Today, I received a mail from a stranger. A good friend of mine once passed on this quote to me: there is no such thing as strangers, only friends never met. That quote has stayed in my head and today I was reminded of it again.
This stranger stumbled across an article of mine on teaching English in China, and wrote to me. Now, that one article on Transitions Abroad has sent a lot of strangers my way. All of them have remained strangers with the exception of two, who I went on to meet, and whose friendship and warmth I cherish till this day. I know how difficult it is to reach out to another, totally unknown person on the Internet, knowing well that suspicion and neglect are likely the only two companions you are likely to find. I have done that just once in my life – writing a mail to a complete stranger, on a personal basis. But I never had occasion to regret it, as that one mail established a beautiful friendship that continues to this day, despite differences in culture, distance and time. Since then, I have reached out to others on forums, but that has been only to obtain this piece or that piece of information. And the ones who contact me through that China article are usually just the same – they seek something from me that they need. Information. Knowledge. The folly of wisdom.

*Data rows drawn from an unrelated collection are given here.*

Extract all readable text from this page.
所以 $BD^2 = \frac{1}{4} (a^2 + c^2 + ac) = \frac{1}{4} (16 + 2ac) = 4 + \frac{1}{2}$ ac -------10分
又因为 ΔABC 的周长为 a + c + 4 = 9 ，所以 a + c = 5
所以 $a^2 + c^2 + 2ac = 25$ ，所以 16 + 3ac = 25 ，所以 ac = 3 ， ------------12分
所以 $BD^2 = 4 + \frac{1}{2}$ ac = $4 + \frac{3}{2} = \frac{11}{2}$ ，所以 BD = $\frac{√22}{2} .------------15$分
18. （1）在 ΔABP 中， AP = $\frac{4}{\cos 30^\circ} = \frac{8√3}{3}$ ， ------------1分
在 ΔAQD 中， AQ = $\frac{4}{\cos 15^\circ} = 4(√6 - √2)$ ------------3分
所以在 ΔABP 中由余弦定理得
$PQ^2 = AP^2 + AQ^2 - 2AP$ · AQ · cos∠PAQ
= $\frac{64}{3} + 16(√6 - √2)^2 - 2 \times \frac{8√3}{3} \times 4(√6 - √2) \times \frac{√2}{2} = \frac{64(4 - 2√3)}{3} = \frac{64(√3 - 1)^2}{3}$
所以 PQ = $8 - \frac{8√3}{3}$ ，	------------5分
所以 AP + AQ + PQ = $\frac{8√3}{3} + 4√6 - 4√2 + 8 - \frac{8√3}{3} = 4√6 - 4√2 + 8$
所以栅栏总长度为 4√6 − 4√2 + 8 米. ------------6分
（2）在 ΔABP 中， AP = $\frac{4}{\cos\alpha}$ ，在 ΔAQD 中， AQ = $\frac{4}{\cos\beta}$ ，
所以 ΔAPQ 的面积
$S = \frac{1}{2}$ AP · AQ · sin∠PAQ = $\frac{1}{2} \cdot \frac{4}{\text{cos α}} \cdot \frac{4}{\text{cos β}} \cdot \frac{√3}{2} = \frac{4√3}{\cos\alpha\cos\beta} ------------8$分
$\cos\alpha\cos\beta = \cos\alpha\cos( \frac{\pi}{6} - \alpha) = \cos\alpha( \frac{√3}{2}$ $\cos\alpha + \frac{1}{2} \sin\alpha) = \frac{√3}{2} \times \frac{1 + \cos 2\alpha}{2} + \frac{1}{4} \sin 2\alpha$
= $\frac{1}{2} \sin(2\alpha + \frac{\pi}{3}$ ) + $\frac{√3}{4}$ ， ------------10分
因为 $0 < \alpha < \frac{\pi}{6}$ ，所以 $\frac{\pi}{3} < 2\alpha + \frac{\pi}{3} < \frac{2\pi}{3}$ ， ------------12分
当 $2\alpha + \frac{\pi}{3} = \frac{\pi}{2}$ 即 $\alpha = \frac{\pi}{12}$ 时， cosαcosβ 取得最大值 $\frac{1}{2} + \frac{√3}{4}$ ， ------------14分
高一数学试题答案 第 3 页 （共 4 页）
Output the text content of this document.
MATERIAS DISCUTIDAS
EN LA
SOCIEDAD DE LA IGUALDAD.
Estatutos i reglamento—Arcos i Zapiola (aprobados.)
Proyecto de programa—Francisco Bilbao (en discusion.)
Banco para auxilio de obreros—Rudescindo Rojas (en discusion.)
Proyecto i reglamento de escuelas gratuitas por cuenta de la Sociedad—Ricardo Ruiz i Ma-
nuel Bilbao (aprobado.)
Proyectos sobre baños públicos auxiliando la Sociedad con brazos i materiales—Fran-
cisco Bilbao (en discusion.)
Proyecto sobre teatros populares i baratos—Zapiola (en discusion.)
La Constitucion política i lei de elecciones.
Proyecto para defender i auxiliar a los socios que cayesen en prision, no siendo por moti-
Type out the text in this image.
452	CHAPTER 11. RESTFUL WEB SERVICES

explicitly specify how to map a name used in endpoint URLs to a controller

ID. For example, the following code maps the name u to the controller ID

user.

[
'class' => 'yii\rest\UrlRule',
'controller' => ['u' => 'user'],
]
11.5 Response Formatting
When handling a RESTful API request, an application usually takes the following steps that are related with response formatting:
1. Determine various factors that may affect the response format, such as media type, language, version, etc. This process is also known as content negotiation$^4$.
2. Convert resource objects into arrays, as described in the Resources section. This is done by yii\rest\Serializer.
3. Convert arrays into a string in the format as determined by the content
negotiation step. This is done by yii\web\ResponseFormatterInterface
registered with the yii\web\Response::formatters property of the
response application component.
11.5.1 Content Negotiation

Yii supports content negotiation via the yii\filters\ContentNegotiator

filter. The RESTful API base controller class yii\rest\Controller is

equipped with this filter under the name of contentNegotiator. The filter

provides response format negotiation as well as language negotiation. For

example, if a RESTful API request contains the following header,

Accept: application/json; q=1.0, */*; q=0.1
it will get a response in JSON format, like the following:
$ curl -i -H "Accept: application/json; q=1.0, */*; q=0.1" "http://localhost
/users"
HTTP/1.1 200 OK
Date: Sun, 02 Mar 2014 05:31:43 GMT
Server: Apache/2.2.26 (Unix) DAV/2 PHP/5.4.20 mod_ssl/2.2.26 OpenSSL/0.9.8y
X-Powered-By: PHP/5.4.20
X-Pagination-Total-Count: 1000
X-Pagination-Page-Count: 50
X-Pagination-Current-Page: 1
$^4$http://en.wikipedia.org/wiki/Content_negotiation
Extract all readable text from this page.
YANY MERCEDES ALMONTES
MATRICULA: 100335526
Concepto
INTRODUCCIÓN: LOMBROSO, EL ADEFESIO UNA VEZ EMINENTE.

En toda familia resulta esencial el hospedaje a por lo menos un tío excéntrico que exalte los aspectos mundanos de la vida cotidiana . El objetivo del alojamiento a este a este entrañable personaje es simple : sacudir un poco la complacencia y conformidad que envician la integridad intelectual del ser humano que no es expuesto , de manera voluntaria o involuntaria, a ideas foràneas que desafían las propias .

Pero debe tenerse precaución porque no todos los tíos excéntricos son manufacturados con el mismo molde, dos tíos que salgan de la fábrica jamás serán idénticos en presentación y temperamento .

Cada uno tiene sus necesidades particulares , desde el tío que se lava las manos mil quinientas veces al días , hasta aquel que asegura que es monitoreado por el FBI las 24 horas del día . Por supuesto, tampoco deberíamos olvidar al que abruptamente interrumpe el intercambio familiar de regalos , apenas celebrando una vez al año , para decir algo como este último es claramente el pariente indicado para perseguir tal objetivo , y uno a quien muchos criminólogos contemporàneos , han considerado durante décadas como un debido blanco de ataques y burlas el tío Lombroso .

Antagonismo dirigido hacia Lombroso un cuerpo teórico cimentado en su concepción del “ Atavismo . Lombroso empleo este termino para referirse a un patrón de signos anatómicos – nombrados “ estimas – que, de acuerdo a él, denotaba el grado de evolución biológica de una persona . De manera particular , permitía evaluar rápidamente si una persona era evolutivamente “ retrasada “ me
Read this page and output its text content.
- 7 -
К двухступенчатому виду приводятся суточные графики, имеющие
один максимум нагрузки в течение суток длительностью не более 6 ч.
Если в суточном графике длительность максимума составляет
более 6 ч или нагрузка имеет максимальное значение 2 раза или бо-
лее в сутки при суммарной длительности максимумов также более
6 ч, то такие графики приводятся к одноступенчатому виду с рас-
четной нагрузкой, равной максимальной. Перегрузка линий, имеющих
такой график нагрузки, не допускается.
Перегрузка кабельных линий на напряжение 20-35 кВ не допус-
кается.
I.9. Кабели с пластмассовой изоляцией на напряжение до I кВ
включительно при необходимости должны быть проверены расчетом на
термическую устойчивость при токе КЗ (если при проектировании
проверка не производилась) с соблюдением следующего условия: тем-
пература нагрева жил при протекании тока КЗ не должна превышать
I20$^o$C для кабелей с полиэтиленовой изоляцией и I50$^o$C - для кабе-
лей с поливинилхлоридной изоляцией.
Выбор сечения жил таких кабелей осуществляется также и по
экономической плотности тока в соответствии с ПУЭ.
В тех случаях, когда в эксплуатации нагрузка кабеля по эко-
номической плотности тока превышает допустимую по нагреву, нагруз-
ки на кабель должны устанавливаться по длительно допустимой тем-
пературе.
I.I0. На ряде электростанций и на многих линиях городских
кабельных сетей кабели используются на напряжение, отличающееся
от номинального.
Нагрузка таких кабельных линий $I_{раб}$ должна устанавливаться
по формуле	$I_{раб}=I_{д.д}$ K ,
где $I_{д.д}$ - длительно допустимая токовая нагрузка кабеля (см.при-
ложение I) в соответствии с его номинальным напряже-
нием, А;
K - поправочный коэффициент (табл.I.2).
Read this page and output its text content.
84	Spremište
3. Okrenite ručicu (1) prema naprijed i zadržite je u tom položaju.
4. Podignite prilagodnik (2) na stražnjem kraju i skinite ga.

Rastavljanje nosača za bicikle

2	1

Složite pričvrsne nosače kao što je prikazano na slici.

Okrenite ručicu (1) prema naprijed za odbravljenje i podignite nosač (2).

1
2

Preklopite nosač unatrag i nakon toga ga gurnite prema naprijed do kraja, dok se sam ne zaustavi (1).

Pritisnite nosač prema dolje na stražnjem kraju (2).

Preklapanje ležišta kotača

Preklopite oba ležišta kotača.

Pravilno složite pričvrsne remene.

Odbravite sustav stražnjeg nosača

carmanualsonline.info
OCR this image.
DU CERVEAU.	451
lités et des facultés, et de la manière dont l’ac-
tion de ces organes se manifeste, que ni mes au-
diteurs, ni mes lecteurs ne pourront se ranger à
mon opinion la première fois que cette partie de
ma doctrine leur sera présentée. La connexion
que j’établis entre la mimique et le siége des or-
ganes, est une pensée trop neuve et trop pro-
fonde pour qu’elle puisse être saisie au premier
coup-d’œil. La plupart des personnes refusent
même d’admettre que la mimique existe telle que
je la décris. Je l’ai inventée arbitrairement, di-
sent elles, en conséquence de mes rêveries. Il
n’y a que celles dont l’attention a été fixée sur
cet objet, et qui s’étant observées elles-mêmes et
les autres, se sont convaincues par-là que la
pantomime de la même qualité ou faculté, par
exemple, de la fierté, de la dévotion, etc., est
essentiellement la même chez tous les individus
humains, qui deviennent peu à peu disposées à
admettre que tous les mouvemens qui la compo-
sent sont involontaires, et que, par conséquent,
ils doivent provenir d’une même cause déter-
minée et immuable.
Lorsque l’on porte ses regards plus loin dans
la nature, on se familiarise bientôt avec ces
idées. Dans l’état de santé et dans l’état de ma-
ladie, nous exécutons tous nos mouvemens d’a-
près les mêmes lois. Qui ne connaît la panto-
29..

This mail was no different. This stranger needs the same. But the mail. There was something in that mail that moved me. He wrote unabashedly, without reservation about his life. The accommodation he says he lives in would make a church mouse proud. “My enthusiasm for life has been ebbing away every year, it seems,” he wrote. “I’m an individual whose low ambition and severe gentleness has molded a humble and dissatisfied life. I want to start from the begining, reverse my conditions, and experience what it means to really live.” These lines!! These are the very lines I parrot to myself. “Experience what it means to really live.” How often I have told that to myself. There were lots more to that mail, his longing to visit China, his fascination with the Chinese culture, but I won’t divulge that here. But in the end, he added. “In closing, I have said much to someone I’ve never met.” And I thought to myself. Do we have to meet to meet? This stranger is a vegan, and I am a vegetarian. He loves China just as much as I do. He has the same desire to “really live,” as I do. And the ‘strangest’ thing is not strange at all, really is it not?
My wonderful friends in the U.S., who I mentioned above, whose warmth and friendship I said I cherish, those two are in San Antonio, Texas. And this stranger wrote to me from San Antonio, Texas. Really, there is no such thing as strangers.